Type /logout to log out of the current model, making it easy to switch to other large models. When GLM 4.6's free quota is exhausted, you can also consider other domestic open-source models like Kimi T2, Kimi T3, DeepSeek, etc. as alternatives. The switching steps are essentially the same as the initial configuration—just modify the API Key and Base URL, which is exactly the convenience that interface standardization provides.

Project Rules and Context Management

/compact — Compresses previous development and chat history, summarizes the context and hands it off to the next Agent to continue working. This feature addresses the core problem of limited context windows in large language models by summarizing and compressing historical conversations, freeing up context space without losing key information.
/init — Analyzes and reads through the current project folder, establishing an overall cognitive map of the project including directory structure, tech stack, dependencies, etc.
Write rules in the claude.md file in the project root directory (e.g., "Please respond entirely in Chinese for this project"), and Claude Code will follow these instructions in subsequent interactions. This is similar to a project-level persistent version of a System Prompt.

Setting project rules

Other Useful Commands

claude.p — Enable temporary planning
! — Execute temporary commands
# — Add context documents without opening a new window

SubAgent Mode: A Powerful Tool for Parallel Development

One of Claude Code's most powerful features is the SubAgent (sub-agent) mode. This mode draws from the microservices architecture philosophy in software engineering and the task decomposition methodology (WBS, Work Breakdown Structure) in project management. The core idea is:

Create a batch of sub-Agents focused on individual tasks
Each Agent focuses on one module's functionality
Multiple Agents operate in parallel

In terms of technical implementation, the main Agent acts as a "project manager" responsible for task planning and decomposition, while each SubAgent runs as an independent process with its own context window and working directory. This solves the fundamental problem of a single Agent's limited context window—when project code volume exceeds the model's context length limit, a single Agent tends to "forget" previous information or produce hallucinations. Through divide and conquer, each SubAgent only needs to focus on the module code it's responsible for, significantly reducing context pollution and hallucination risks.

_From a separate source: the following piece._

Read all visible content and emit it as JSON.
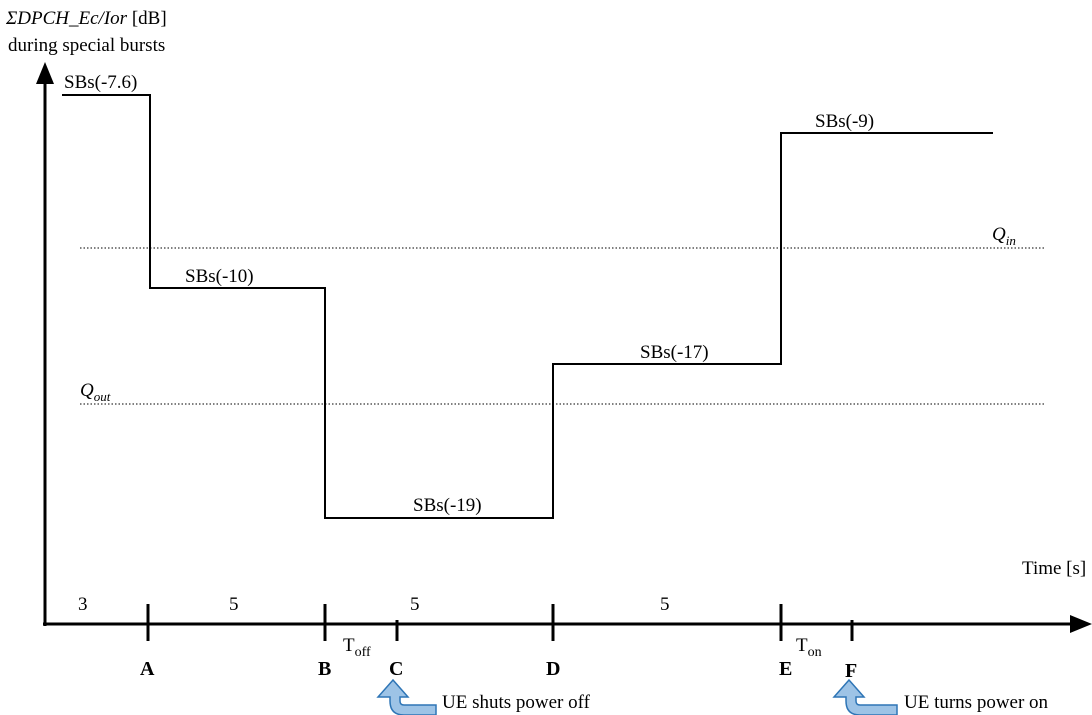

This approach can significantly improve task success rates and reduce execution error rates. For example, when developing an application, you can assign the frontend, backend, database, and testing modules to different sub-Agents, achieving truly parallel development. This multi-Agent collaboration pattern is also an important development direction in the AI Agent field in 2025, sharing the same design philosophy as multi-Agent frameworks like AutoGen and CrewAI.

Summary

The Claude Code + GLM 4.6 combination provides Chinese developers with a powerful and practical programming Agent solution. Claude Code offers an excellent Agent framework and interaction experience—its ReAct architecture, multi-level thinking modes, and SubAgent parallel capabilities represent the highest level of current programming Agents. GLM 4.6 perfectly complements it with capabilities on par with Claude 3.4, lower costs, and no network restrictions. As domestic open-source models continue to improve, this approach of pairing "the strongest framework + the strongest domestic model" deserves attention and experimentation from every developer. As model capabilities further improve and Agent frameworks continue to evolve, AI-assisted programming will comprehensively transition from "code completion" to a new stage of "autonomous development."